Die Rauchsäule ist kilometerweit am Himmel zu sehen. Aus allen Richtungen sehen die Menschen, dass im Bereich Ludwigshafen/ Mannheim etwas Schlimmes passiert ist. Die ersten Vermutungen via Facebook/Twitter schiessen wild ins Kraut. Von Explosion bei der BASF bis hin zu die BASF ist in die Luft geflogen, wird hemmungslos spekuliert.

Wir sind durch Zufall in der Nähe unterwegs und ändern umgehend unseren Plan. Die Rauchwolke verheisst nichts Gutes. Noch bevor offizielle Meldungen in der Redaktion eintrafen, erreichen wir das Viertel vor dem Polizeipräsidium um ca. 14:00 Uhr. Es herrscht ein unglaubliches Durcheinander. Schaulustige blockieren die Zufahrt Richtung Kreuzung Wittelsbachstrasse / Mundenheimerstrasse. Wir stellen unser Auto ab und gehen den Rest zu Fuss.

Vorbei am Polizeipräsidium und Amtsgericht treffen wir um 14:10 Uhr an der Brückenzufahrt Parkinsel ein. Überall Sirenen, Blaulicht, Absperrungen und hunderte Schaulustige, die immer wieder versuchen über die Polizeiabsperrungen zur Brücke zu gelangen.

Und dann war da noch der ohrenbetäubende Lärm, wie von vielen Turbinen. Ein vernünftiges Interview war zu diesem Zeitpunkt noch nicht möglich. Kommunikation mit der Polizei nur etwas für Stimmgewaltige.

Von der Brücke aus sehen wir das gigantische Ausmass des Brandes und spüren wegen des starken Windes die Hitze der Flammenwand.

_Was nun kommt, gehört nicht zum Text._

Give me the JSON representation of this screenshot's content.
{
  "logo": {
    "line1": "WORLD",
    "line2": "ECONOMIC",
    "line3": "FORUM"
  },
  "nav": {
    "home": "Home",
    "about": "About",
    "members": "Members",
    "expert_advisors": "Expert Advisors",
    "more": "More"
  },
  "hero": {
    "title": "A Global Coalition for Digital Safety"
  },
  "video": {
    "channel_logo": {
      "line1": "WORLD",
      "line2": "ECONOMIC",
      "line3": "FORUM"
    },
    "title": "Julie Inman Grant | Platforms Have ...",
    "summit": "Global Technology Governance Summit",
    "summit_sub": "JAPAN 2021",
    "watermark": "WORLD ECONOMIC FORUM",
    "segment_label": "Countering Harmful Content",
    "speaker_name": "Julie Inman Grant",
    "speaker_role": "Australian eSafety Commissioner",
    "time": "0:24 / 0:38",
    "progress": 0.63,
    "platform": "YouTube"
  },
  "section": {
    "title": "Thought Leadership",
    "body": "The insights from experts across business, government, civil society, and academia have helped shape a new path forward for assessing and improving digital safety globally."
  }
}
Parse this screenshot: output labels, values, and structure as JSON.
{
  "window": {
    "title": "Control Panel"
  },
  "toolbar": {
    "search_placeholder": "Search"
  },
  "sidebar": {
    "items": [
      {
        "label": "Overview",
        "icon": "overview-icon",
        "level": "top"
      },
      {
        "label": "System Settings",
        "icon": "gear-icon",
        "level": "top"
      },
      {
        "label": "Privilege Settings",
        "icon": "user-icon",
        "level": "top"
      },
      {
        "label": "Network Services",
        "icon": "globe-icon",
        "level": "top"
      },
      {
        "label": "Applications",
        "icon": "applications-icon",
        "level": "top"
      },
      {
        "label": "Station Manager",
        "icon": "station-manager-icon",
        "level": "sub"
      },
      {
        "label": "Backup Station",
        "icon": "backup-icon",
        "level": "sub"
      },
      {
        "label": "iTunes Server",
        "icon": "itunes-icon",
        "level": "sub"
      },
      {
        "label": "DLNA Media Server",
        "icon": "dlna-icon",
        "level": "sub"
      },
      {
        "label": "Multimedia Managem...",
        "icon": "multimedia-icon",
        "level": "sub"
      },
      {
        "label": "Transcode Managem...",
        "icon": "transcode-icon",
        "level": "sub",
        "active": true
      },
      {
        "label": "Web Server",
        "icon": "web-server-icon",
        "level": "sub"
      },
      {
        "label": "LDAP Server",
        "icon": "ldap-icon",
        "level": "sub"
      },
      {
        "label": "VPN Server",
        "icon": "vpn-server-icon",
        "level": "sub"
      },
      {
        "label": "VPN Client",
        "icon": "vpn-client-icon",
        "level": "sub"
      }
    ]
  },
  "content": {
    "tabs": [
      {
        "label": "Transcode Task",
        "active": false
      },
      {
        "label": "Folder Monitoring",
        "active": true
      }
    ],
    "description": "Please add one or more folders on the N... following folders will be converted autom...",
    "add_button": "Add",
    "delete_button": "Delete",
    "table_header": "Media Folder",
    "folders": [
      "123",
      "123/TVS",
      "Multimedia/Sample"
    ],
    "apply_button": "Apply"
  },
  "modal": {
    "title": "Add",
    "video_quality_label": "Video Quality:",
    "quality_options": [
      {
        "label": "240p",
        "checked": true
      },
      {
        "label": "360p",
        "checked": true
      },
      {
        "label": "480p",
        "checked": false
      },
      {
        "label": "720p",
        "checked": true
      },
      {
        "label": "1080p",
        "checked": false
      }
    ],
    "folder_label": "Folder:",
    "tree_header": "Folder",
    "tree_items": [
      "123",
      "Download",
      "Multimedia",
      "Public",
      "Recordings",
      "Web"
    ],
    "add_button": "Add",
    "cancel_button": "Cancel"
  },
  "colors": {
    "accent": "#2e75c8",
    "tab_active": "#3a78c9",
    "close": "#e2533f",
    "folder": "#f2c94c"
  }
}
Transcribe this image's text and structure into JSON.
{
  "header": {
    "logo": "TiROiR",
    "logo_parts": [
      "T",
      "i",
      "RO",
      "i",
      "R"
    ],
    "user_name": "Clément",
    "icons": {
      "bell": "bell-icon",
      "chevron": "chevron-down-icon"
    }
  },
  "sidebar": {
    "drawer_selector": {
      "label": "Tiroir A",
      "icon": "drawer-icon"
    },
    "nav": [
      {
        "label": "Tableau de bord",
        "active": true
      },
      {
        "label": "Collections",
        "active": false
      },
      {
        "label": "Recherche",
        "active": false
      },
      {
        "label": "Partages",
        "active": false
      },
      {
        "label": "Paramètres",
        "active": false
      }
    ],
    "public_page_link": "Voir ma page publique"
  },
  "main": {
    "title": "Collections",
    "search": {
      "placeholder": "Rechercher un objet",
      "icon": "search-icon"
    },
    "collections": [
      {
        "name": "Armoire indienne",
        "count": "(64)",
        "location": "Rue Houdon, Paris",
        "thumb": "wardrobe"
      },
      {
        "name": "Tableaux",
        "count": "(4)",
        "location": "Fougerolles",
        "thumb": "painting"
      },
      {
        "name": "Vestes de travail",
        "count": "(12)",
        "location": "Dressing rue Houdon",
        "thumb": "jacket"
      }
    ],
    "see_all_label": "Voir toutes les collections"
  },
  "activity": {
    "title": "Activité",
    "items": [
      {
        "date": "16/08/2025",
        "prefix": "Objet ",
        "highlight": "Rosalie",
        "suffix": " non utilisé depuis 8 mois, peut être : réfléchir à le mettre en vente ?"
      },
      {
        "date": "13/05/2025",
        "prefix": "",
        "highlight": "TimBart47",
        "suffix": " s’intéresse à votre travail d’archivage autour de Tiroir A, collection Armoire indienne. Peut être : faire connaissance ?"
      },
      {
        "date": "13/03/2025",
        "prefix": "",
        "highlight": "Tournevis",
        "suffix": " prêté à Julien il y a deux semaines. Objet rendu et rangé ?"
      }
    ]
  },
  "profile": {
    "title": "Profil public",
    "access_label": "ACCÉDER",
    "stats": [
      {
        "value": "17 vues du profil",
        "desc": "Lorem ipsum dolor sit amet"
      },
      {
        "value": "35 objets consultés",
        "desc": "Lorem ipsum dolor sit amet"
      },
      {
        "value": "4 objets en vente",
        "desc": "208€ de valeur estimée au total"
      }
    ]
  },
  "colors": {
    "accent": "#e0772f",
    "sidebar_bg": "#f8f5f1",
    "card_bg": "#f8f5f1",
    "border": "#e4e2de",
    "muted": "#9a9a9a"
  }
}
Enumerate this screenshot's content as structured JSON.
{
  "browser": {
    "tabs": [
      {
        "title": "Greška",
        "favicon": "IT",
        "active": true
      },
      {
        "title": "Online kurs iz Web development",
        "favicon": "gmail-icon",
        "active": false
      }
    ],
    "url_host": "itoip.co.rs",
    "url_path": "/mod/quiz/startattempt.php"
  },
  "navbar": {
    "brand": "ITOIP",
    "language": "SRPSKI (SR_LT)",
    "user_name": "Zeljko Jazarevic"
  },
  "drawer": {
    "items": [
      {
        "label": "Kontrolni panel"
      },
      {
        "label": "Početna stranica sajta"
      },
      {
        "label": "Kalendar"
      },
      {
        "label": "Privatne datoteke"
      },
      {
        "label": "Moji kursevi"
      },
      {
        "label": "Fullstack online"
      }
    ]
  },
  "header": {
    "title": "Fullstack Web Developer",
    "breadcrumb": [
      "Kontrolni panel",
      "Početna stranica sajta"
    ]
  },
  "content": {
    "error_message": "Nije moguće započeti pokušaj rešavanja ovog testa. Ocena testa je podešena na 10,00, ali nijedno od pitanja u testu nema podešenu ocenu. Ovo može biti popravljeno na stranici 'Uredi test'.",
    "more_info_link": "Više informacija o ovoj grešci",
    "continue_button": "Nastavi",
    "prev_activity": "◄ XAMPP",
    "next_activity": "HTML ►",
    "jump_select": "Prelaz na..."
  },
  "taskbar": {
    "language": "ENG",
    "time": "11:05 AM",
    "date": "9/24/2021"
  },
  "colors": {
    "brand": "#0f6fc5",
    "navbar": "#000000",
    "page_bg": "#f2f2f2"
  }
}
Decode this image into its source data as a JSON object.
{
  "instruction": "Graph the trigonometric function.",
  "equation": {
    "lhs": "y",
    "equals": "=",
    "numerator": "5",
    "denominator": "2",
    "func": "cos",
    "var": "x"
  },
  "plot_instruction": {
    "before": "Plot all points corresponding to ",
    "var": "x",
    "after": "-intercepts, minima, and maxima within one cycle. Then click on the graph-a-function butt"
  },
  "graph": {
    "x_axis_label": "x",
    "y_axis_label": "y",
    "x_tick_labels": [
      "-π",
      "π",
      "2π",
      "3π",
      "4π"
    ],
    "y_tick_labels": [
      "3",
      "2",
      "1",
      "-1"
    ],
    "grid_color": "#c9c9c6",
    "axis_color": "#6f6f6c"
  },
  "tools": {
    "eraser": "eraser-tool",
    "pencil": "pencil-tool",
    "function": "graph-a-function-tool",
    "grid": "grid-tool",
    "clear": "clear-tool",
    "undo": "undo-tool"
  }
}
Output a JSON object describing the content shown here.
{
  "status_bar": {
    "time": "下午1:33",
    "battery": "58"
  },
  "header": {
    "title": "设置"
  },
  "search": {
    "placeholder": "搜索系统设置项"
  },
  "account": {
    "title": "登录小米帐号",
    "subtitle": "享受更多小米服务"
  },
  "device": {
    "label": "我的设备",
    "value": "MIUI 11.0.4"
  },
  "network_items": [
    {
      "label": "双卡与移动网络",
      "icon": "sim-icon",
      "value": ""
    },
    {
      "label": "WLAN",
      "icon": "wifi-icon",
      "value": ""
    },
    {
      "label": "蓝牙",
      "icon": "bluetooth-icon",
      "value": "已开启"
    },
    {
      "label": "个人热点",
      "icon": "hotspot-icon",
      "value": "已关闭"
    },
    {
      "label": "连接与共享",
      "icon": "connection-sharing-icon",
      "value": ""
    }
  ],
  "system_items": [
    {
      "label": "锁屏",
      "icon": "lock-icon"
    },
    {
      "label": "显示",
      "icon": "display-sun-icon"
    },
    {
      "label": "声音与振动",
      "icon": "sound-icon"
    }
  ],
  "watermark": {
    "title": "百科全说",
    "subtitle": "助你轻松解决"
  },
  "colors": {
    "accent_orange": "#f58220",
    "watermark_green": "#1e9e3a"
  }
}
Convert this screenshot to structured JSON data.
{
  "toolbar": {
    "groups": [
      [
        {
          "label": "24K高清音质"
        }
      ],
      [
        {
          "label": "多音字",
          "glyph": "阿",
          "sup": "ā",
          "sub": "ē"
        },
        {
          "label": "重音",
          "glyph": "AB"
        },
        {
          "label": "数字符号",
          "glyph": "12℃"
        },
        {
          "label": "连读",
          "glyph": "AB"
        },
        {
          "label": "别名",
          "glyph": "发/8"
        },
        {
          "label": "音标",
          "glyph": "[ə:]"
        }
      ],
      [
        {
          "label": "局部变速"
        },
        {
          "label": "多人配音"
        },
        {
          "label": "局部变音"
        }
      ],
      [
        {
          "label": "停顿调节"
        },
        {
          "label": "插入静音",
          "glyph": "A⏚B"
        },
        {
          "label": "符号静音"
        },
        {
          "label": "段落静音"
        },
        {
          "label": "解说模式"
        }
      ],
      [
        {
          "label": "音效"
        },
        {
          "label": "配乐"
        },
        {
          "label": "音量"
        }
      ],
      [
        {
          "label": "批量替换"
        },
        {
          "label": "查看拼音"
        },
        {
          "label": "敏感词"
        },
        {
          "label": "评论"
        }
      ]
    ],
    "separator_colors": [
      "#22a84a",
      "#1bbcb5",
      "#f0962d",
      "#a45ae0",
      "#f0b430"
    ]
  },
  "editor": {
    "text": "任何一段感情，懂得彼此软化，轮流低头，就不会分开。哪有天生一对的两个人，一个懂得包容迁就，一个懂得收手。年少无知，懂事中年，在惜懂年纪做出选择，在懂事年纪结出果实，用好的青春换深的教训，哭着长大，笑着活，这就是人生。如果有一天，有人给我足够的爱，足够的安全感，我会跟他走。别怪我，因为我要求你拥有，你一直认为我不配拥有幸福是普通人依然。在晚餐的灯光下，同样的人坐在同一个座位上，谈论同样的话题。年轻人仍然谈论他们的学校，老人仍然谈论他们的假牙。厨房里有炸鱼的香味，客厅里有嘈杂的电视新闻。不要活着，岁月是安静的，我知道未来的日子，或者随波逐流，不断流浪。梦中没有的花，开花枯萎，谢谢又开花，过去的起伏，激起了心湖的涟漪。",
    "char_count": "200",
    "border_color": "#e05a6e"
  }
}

Kaum 100 Meter weiter kämpfen Feuerwehrmänner gegen die meterhohen Flammen und den beissenden Rauch.

Zu diesem Zeitpunkt steht noch nicht fest, ob der Rauch giftige Substanzen enthält. Um so unverständlicher die Haltung vieler Gaffer, die sich hemmungslos in die Windrichtung der Rauchwolke stellen. Ein Freizeitvergnügen der etwas anderen Art.

Als wir die riesige schwarze Wand vor uns sehen, ist uns klar, wenn der Wind dreht sind wir sofort weg. Hätte der Rauch giftige Substanzen enthalten, dann wäre die gesamte Stadt ganz schnell zum Katastrophengebiet geworden. Zum Glück gab es Abends die finale Entwarnung. Das steht jedoch zu diesem Zeitpunkt noch nicht fest.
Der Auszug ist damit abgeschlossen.